Routed the job through a dedicated offline queue with max_num_seqs=64 and micro-batch scheduling tuned for 1F1B-style fill.
Left interactive 70B chat on a separate TP=4 replica pool without PP.
Added KV-aware backpressure so partial pipeline stalls did not OOM stage 2 when upstream prefill surged.

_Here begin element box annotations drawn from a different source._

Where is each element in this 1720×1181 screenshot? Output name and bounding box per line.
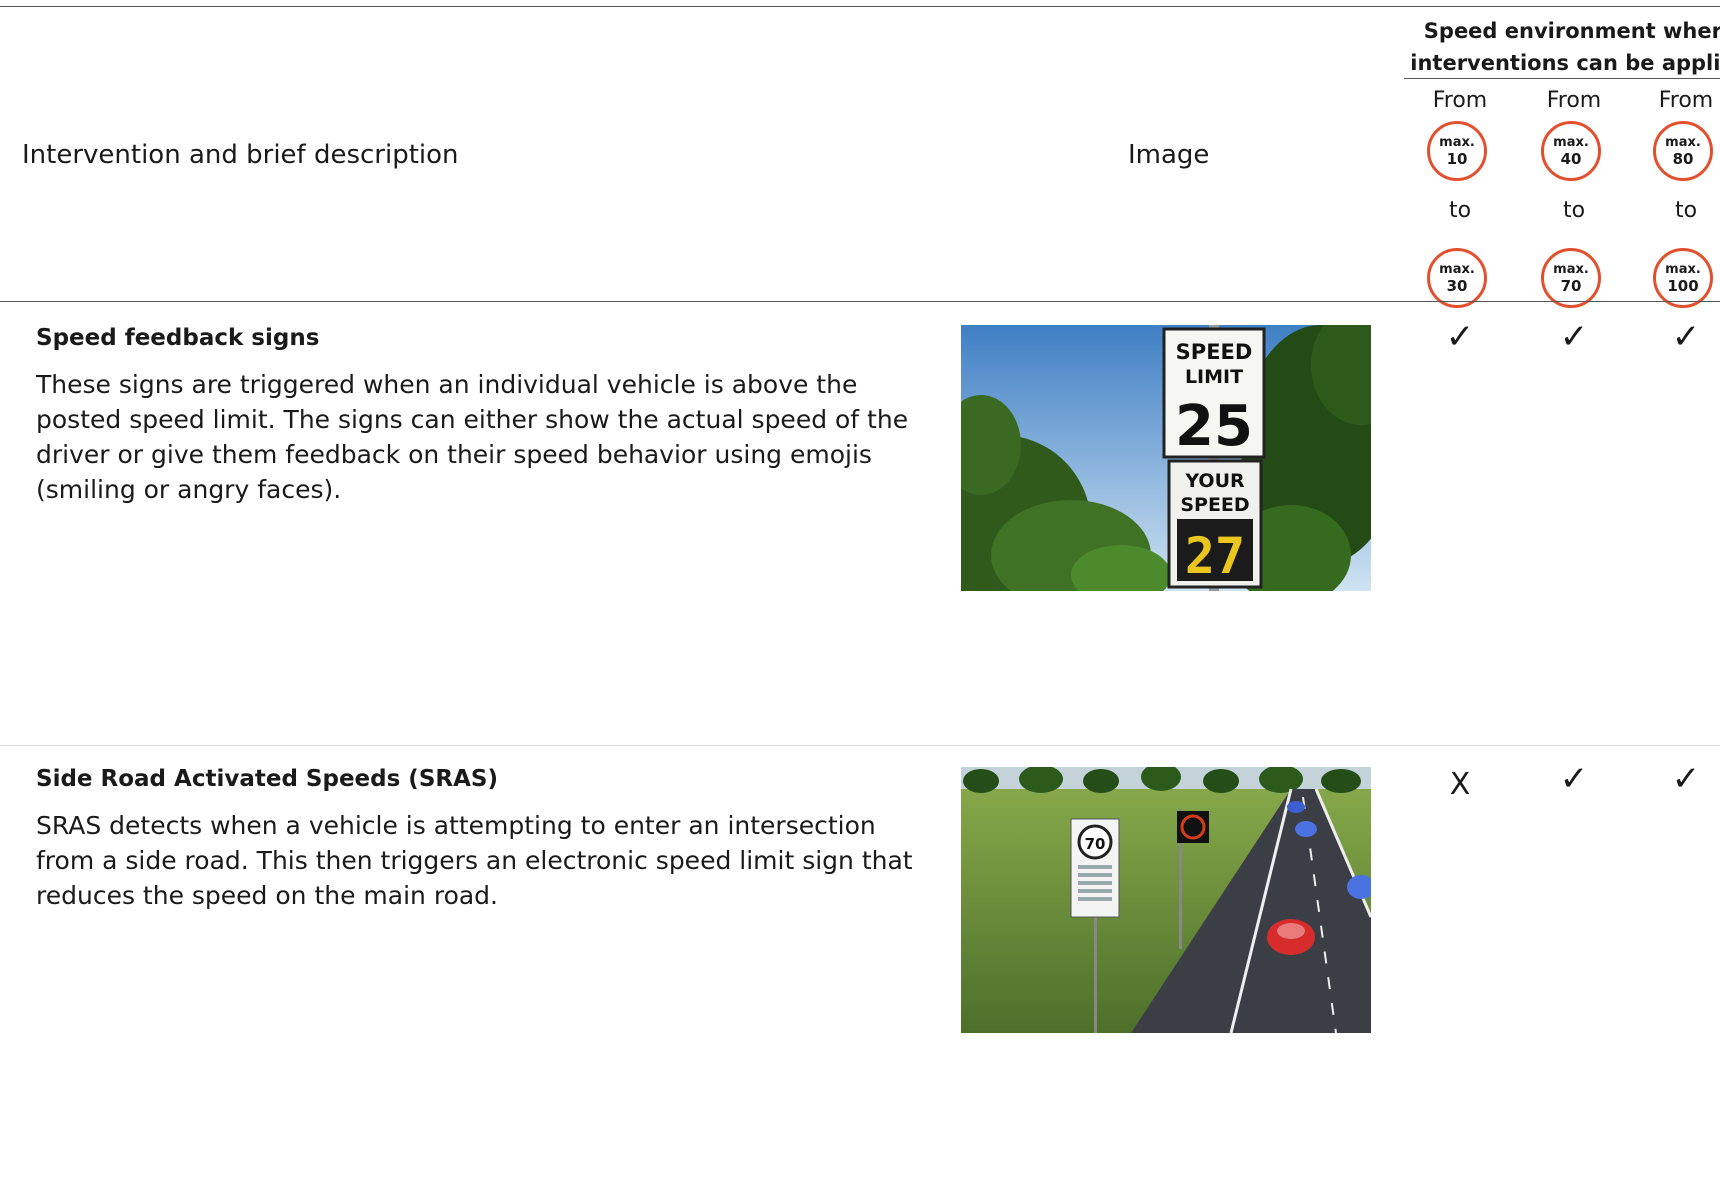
intervention-title: Speed feedback signs bbox=[36, 325, 320, 351]
badge-value: 10 bbox=[1446, 150, 1468, 168]
from-label: From bbox=[1658, 88, 1714, 113]
intervention-description: These signs are triggered when an indivi… bbox=[36, 370, 909, 504]
from-label: From bbox=[1546, 88, 1602, 113]
sras-road-photo: 70 bbox=[961, 767, 1371, 1033]
display-line1: YOUR bbox=[1184, 470, 1245, 492]
check-icon: ✓ bbox=[1559, 759, 1589, 799]
speed-range-40-70: From max. 40 to max. 70 bbox=[1524, 0, 1624, 308]
badge-max-label: max. bbox=[1665, 135, 1701, 150]
speed-limit-badge-icon: max. 70 bbox=[1541, 248, 1601, 308]
intervention-title: Side Road Activated Speeds (SRAS) bbox=[36, 766, 498, 792]
speed-limit-badge-icon: max. 100 bbox=[1653, 248, 1713, 308]
speed-limit-badge-icon: max. 40 bbox=[1541, 121, 1601, 181]
to-label: to bbox=[1448, 198, 1472, 223]
badge-value: 70 bbox=[1560, 277, 1582, 295]
speed-feedback-sign-photo: SPEED LIMIT 25 YOUR SPEED 27 bbox=[961, 325, 1371, 591]
speed-limit-badge-icon: max. 80 bbox=[1653, 121, 1713, 181]
from-label: From bbox=[1432, 88, 1488, 113]
to-label: to bbox=[1562, 198, 1586, 223]
badge-max-label: max. bbox=[1439, 135, 1475, 150]
column-header-description: Intervention and brief description bbox=[22, 140, 459, 170]
sras-road-illustration: 70 bbox=[961, 767, 1371, 1033]
cross-mark: X bbox=[1449, 767, 1471, 802]
row-divider bbox=[0, 745, 1720, 746]
intervention-description: SRAS detects when a vehicle is attemptin… bbox=[36, 811, 913, 910]
display-line2: SPEED bbox=[1180, 494, 1249, 516]
header-rule bbox=[0, 301, 1720, 302]
sign-line1: SPEED bbox=[1176, 340, 1253, 364]
check-icon: ✓ bbox=[1671, 317, 1701, 357]
speed-feedback-sign-illustration: SPEED LIMIT 25 YOUR SPEED 27 bbox=[961, 325, 1371, 591]
column-header-image: Image bbox=[1128, 140, 1210, 170]
speed-limit-badge-icon: max. 10 bbox=[1427, 121, 1487, 181]
sign-value: 25 bbox=[1175, 394, 1253, 459]
speed-limit-badge-icon: max. 30 bbox=[1427, 248, 1487, 308]
static-sign-value: 70 bbox=[1085, 835, 1106, 853]
badge-max-label: max. bbox=[1665, 262, 1701, 277]
display-value: 27 bbox=[1185, 527, 1245, 585]
badge-value: 40 bbox=[1560, 150, 1582, 168]
speed-range-80-100: From max. 80 to max. 100 bbox=[1636, 0, 1720, 308]
check-icon: ✓ bbox=[1445, 317, 1475, 357]
badge-max-label: max. bbox=[1553, 262, 1589, 277]
to-label: to bbox=[1674, 198, 1698, 223]
sign-line2: LIMIT bbox=[1185, 366, 1243, 388]
badge-value: 80 bbox=[1672, 150, 1694, 168]
check-icon: ✓ bbox=[1671, 759, 1701, 799]
badge-max-label: max. bbox=[1439, 262, 1475, 277]
check-icon: ✓ bbox=[1559, 317, 1589, 357]
badge-max-label: max. bbox=[1553, 135, 1589, 150]
speed-range-10-30: From max. 10 to max. 30 bbox=[1410, 0, 1510, 308]
badge-value: 30 bbox=[1446, 277, 1468, 295]
badge-value: 100 bbox=[1667, 277, 1699, 295]
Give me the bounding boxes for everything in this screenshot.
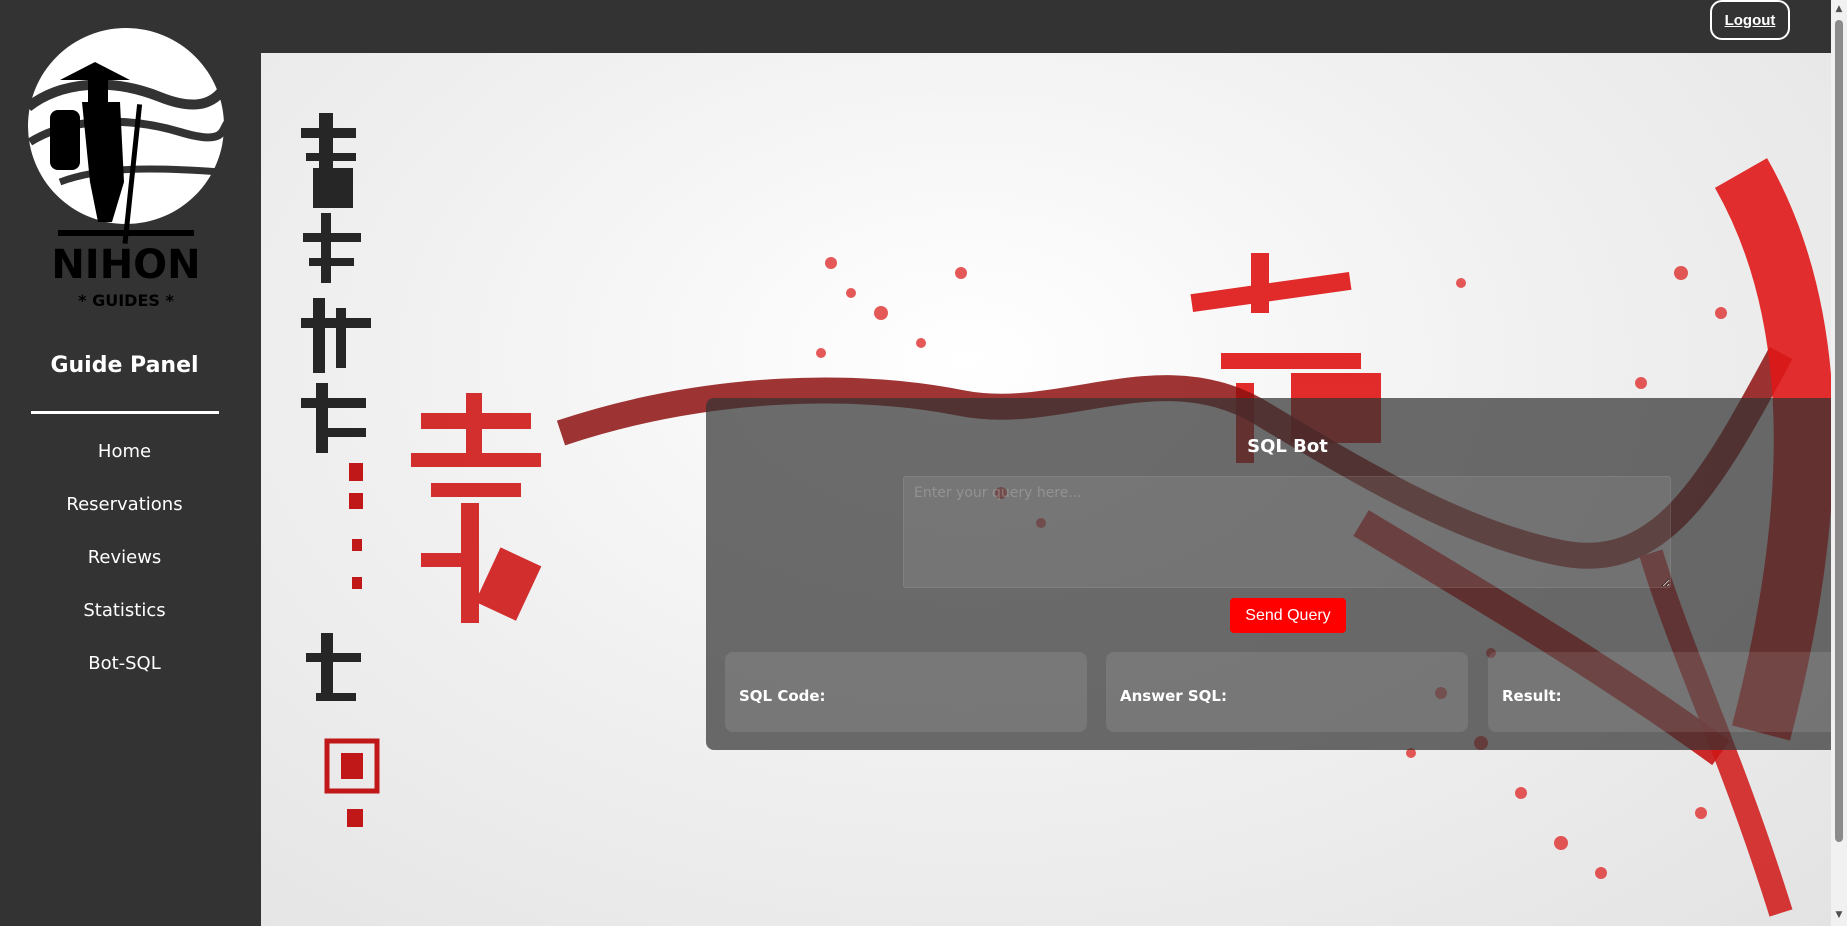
logo-text: NIHON xyxy=(51,242,200,288)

Results on the same eight H100s: nightly job wall time fell from 6.1 hours to 2.9 hours (2.1× throughput). P50 per-document latency in the batch queue dropped because higher GPU utilization cleared the backlog faster. The interactive tier saw no regression because it never shared the PP cluster. Lesson: physically separate PP batch replicas from TP latency replicas when one organization runs both workloads.

Technique decision table

Scenario	Prefer	Avoid
405B+ model, offline batch	PP with high micro-batch depth; hybrid TP within stage	TP-only across many GPUs for decode-heavy batch
Interactive chat, concurrency < 8	Minimal TP; quantization; smaller model tier	PP without batch depth
Multi-node model serving	PP across nodes, TP within node	Cross-node TP all-reduce on every layer
Mixed prefill/decode on one cluster	Disaggregated pools; PP on prefill only	Single PP replica for both phases
Model fits on 2× GPUs with INT4	TP=2 or single GPU quant	PP=2 “for throughput” at batch 1
Latency SLO < 100 ms/token	TP or single-GPU speculative decode	Deep pipelines without concurrent sequences

Common pitfalls

PP on interactive traffic without batch depth. Bubbles dominate; latency spikes feel random.
Uneven stage layer counts. One overweight stage becomes a straggler; profile FLOPs per block before splitting.
Ignoring KV memory per stage. Weights fit; attention cache on middle stages still OOMs under long context.
Sharing PP cluster with chat and batch. Chat drains micro-batches; batch throughput collapses.
Cross-PCIe stage boundaries. Neighbor activation transfers on slow links erase PP comms advantage over TP.
Benchmarking prefill only. Decode pipeline fill differs; measure end-to-end tok/s at realistic concurrency.
Copying training PP config. Training tolerates bubbles with large gradient accumulation; inference SLOs may not.
No failover plan. A dead stage halts the entire pipeline; health checks must be stage-aware.

Production checklist

Calculate minimum PP degree from per-stage weight bytes + KV + activation window.
Balance layers per stage by measured FLOPs, not layer count alone.
Benchmark throughput at target micro-batch count before locking PP degree.
Measure bubble fraction: idle GPU time / total time per stage at steady state.
Set pipeline_parallel_size and tensor_parallel_size explicitly.
Place stage boundaries on NVLink pairs or nodes with highest bisection bandwidth.
Isolate batch PP replicas from interactive TP replicas when workloads differ.
Pair with admission control and queue priorities per workload class.
Validate quantized PP paths against BF16 on representative long-context prompts.
Monitor per-stage latency histograms — stragglers show up as tail skew.
Test stage failure: pipeline should fail fast with clear alerts, not hang.
Re-run sizing after context-length or model architecture changes.

Key takeaways

Pipeline parallelism shards layers across stages so very large models can serve without every GPU participating in every layer's collective.
Bubbles are the central tradeoff — PP needs micro-batch depth or high concurrency to keep all stages busy.
Interactive low-concurrency chat favors TP; offline high-concurrency batch favors PP or hybrid PP+TP.
Harbor Analytics doubled nightly 405B throughput by moving batch work from TP=8 to PP=4 / TP=2 on the same eight H100s.
Separate replica pools per workload class — do not mix PP batch and TP chat on one pipeline without careful scheduling.